Impacted by memories of prison conditions and poverty after her return to Canada, Mulvany soon decided she wanted a new way to support craftworkers and families in India and elsewhere. She developed the Treasure Van project in 1952 in partnership with McGill University students and the World University Service of Canada (WUSC), arranging for a van full of handicrafts to visit university campuses across the country. She served as manager for the project for seven years, before handing over responsibility to the WUSC and shifting to a role on the Van's committee. The WUSC continued its affiliation with the project until 1969.

In her sixties, Mulvany returned to school and completed a Bachelor of Arts degree at Laurentian University.

== Death and legacy ==
Mulvany died in 1992, after retiring to Manitoulin Island.
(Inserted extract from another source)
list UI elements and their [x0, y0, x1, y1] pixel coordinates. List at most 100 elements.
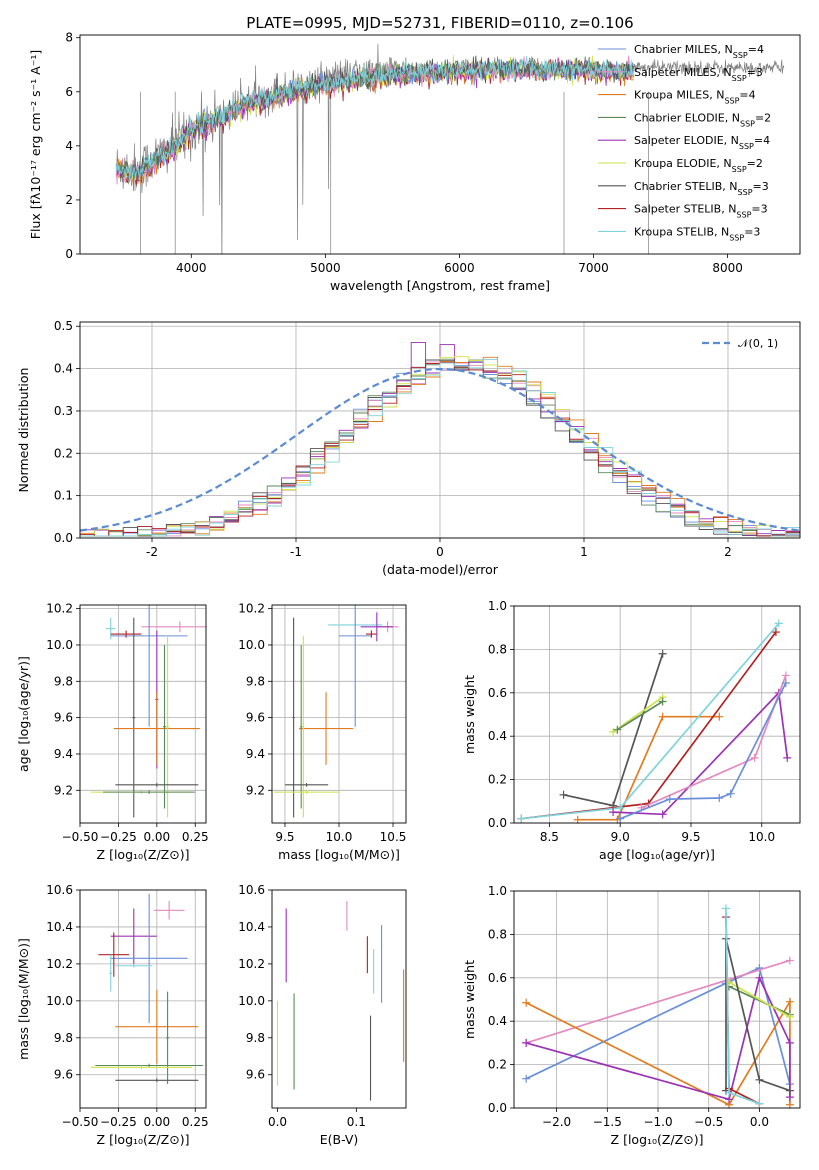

In 2013, the Manitoulin Historical Society republished her cookbook. Historian Suzanne Evans detailed Mulvany's story in The Taste of Longing: Ethel Mulvany and her Starving Prisoners of War Cookbook, which received an Ottawa Book Award for non-fiction in 2021 and the Ontario Historical Society's Donald Grant Creighton Award in 2022.

Several of the prisoners' quilts from Changchi can still be found in museums in Australia and the United Kingdom.